For students studying on this trip, this means they have the opportunity to experience Cuba in a moment when the world is watching Cuba very closely.
The organizers said they had to apply for a license to take an academic group to Cuba for educational purposes. The U.S. Department of State website outlines various travel licenses that different groups can apply for and spending limitations, and states that tourist travel to Cuba is currently strictly prohibited for U.S. citizens.
Lawmakers are now looking to end these strict limitations on economic interaction and travel between the U.S. and Cuba. New diplomatic relations between the two countries could mean fewer travel restrictions, U.S. companies popping up in Cuba and more contact between citizens of both nations. But their political history is complicated and sensitive, and the future of diplomacy with Cuba is not entirely certain.
“Any further changes to U.S. policy towards Cuba and additional sanctions relief must be conditioned on the Castro regime’s actions,” Democratic Senator Robert Menendez said in a statement responding to the bill he and other lawmakers wrote that would end all U.S. travel restrictions to Cuba.
“There’s a lot of optimism,” Ricardo Dello Buono, Ph.D. and professor of sociology, said. He is also leading the group with Redruello and believes that recent developments in diplomacy between the U.S. and Cuba will lead to small, gradual changes in the country.
Given the current travel circumstances with Cuba, planning the study abroad trip was no small feat.
“The logistics are more complicated than a trip to another typical country because of all those other restrictions,” Elen Mons, study abroad coordinator, said. Aside from applying for a license to enter Cuba for academic purposes, the program’s leaders had to work with certified travel agencies to get the trip to Havana planned.
“Because of the embargo, we cannot pay directly to Havana,” Redruello said. “We pay the agency here that has a license.”
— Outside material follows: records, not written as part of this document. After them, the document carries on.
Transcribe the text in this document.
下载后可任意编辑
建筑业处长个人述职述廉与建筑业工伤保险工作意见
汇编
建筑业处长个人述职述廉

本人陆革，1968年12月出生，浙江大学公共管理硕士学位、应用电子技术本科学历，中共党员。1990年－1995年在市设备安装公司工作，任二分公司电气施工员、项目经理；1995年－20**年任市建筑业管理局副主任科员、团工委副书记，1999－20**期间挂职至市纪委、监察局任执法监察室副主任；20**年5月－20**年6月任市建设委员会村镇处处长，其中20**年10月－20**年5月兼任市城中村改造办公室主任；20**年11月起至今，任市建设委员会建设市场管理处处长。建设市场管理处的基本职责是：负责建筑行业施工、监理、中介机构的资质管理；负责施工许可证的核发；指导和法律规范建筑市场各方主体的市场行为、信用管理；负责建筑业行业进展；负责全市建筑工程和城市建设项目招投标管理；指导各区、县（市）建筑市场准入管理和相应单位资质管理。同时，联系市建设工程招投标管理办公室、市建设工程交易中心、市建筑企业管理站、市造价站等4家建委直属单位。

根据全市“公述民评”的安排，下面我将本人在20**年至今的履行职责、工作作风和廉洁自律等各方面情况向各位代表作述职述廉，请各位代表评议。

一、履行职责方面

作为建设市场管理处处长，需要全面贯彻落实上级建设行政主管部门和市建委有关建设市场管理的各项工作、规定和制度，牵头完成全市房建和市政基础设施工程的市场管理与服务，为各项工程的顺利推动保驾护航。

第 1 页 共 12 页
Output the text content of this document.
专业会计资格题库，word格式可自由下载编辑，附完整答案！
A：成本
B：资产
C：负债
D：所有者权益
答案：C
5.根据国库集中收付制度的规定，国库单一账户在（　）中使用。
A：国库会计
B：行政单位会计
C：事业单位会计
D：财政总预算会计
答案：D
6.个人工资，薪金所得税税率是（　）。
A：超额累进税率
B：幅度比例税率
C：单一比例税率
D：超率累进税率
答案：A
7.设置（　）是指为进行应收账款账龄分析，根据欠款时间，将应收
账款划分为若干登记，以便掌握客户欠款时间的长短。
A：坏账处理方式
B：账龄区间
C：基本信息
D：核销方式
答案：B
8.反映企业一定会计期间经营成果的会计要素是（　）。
Having a middleman in the process and chartering a flight to Cuba drives up the price of the trip. The week in Havana including excursions, some meals, roundtrip airfare and the class itself costs several thousand dollars.
“The price sometimes is a problem,” Redruello said, which she said explains why some colleges and universities are not able to put together Cuba study abroad programs for their students at all.
Despite the cost, Redruello said she thinks the experience of Cuban culture should be the highlight of the trip.
“Everybody knows about the politics,” she said. “But just the music, the architecture, the food, the history,” are what she encourages students to seek out.
“They start to build real relations,” with other Cuban students, she said, which leads to a breaking down of barriers between them.
“For a long time, there have been a lot of misconceptions about Cuba that have sort of been prevailing in the U.S. for a lot of obvious reasons,” Dello Buono said. “We tried to create these study abroad programs to poke the bubble.”